Thursday, November 19, 2009

A note on sauces

Sauce can be a wonderful addition to any dish. Be it a top sirloin, chicken, ham, or pasta sauces can enhance any dish. However sauces can swamp the food you’re cooking and you may lose the textures and flavors of the main part of your dinner if you’re not careful.

The Apartment Chef’s 5 Rules of Sauce:

  1. Sauce is not soup. That means your meat or pasta should not be swimming in liquid!
  2. Watery runny sauces are gross.
  3. Patience is your friend. All sauces take time.
  4. Lumps = BAD
  5. Harmonize: Like in music you can harmonize with flavors. Citrus and red pepper goes well together. Apple cider and tomato paste don’t go well together.

Now that you’ve tried to think about what apple cider and tomatoes taste like together think about this classic flavor combination:

Red Wine Sauce:

1 C Red wine (whatever you have around)

1 C beef stock

1 tbs honey

1 tbs molasses

2 tsp flour

Salt and pepper

Mix the red wine, beef stock, honey and molasses in a small to medium sauce pan over medium heat.. Now comes the technical part, this is where your sauce can go very very wrong. Grab your whisk and start whisking. While whisking start adding flour a little bit at a time. A very little bit. Any more than a tiny bit and you’ll end up with lumps (see rule 4 for my feelings on lumps). Once all the ingredients have met in the pot you can slow down your whisking. Now comes rule number 3 have patience. It will seem like the sauce is still watery but let it bubble and reduce for the next 20 minutes mixing every once in a while and voila! You have a thick, flavorful, glossy sauce!
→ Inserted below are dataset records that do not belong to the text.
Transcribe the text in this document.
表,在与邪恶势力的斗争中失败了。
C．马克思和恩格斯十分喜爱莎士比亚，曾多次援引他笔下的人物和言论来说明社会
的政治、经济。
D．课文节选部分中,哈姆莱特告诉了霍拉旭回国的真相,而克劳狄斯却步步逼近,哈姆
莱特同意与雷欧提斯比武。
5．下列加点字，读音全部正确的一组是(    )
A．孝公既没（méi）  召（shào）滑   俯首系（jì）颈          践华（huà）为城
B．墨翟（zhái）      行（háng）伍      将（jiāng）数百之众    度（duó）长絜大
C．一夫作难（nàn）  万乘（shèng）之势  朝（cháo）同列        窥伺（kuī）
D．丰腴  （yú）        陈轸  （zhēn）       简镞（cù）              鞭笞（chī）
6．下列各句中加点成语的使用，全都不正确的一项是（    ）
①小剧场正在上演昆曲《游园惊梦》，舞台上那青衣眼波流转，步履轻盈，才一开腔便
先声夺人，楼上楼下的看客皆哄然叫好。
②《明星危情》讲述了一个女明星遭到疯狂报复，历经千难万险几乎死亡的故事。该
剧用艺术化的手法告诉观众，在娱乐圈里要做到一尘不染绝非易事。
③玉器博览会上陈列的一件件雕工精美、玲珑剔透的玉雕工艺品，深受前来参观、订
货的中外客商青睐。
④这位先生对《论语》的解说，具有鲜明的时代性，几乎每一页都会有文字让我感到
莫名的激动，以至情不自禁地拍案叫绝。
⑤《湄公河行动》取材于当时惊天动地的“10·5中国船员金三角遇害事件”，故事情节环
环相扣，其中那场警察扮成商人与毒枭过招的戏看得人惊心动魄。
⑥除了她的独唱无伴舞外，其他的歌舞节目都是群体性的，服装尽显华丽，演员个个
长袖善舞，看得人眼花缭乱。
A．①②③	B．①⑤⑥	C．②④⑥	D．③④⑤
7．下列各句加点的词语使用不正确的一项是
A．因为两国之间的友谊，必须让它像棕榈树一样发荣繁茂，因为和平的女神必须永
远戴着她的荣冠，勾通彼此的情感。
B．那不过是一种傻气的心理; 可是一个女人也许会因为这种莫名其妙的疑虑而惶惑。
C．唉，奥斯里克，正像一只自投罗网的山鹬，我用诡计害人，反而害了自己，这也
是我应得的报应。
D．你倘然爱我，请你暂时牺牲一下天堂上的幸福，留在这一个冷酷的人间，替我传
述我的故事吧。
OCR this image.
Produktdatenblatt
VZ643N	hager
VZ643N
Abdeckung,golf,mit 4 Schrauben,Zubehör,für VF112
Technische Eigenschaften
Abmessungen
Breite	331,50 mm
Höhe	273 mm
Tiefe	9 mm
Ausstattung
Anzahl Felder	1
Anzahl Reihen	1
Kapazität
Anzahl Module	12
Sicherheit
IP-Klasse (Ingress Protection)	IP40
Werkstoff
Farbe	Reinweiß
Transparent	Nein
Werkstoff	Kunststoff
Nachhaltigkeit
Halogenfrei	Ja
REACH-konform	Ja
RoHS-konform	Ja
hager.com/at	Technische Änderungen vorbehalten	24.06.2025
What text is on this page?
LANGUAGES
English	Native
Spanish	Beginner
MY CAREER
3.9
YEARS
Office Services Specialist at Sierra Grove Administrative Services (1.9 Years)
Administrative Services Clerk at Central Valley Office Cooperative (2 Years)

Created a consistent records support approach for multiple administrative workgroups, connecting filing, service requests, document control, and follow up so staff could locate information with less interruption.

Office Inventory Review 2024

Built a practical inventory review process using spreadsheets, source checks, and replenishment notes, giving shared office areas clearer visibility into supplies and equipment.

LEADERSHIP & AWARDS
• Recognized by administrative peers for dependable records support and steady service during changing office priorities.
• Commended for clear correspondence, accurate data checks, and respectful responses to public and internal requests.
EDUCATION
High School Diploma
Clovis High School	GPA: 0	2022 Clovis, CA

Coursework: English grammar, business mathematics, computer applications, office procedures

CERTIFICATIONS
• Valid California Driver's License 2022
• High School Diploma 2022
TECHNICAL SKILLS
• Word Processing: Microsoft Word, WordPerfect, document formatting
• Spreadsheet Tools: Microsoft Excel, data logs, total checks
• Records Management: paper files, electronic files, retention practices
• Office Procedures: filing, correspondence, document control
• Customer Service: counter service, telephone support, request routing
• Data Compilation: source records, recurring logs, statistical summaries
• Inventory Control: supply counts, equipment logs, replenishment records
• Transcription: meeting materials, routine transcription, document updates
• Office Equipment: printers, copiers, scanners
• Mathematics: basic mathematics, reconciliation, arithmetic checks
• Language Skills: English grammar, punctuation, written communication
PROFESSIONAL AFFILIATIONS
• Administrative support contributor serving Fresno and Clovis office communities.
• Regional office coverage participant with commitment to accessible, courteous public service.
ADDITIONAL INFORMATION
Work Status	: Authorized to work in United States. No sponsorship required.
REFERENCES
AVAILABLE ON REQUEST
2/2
This particular sauce is great over a strip steak or a nice sirloin.

We’ll talk white sauces another day.

Wednesday, November 4, 2009

Free steak!


It's not every day that free steak shows up on your door. But you know what they say. Don't look a gift steer in the mouth. I'm certainly not complaining!
The whole story is this. I came home from work at lunch after having made an emergency grocery store run (I had a very empty fridge and had reverted to not eating enough again) and there was a big white cooler on my doorstep with a hazmat placard on the side. The placard was a hazard class 9 which could be just about anything. So needless to say I was a little concerned and approached with caution. What I found was a cooler of Kansas City Steak Company steaks on my doorstep. The problem? They were addressed to someone else, who hasn't lived here in over 3 years. I contemplated taking the cooler inside and not telling anyone at the company I had received a miss addressed box of steak. Unfortunately my conscience got the best of me (damn all that Catholic school training) and I called the company when I got back to work. When I relayed my story to the lovely lady who answered the phone she said "Congratulations you have steak!" It was like Christmas in October!
Currently I have 8 burgers, 6 sirloins, and 8 strip steaks. Now I need to figure out what to do with it all! I'm thinking a free steak party is in order!!
I've already cooked up 2 sirloins and they were quite good with just a little Mrs. Dash steak seasoning on the grill pan and some A1 on the side.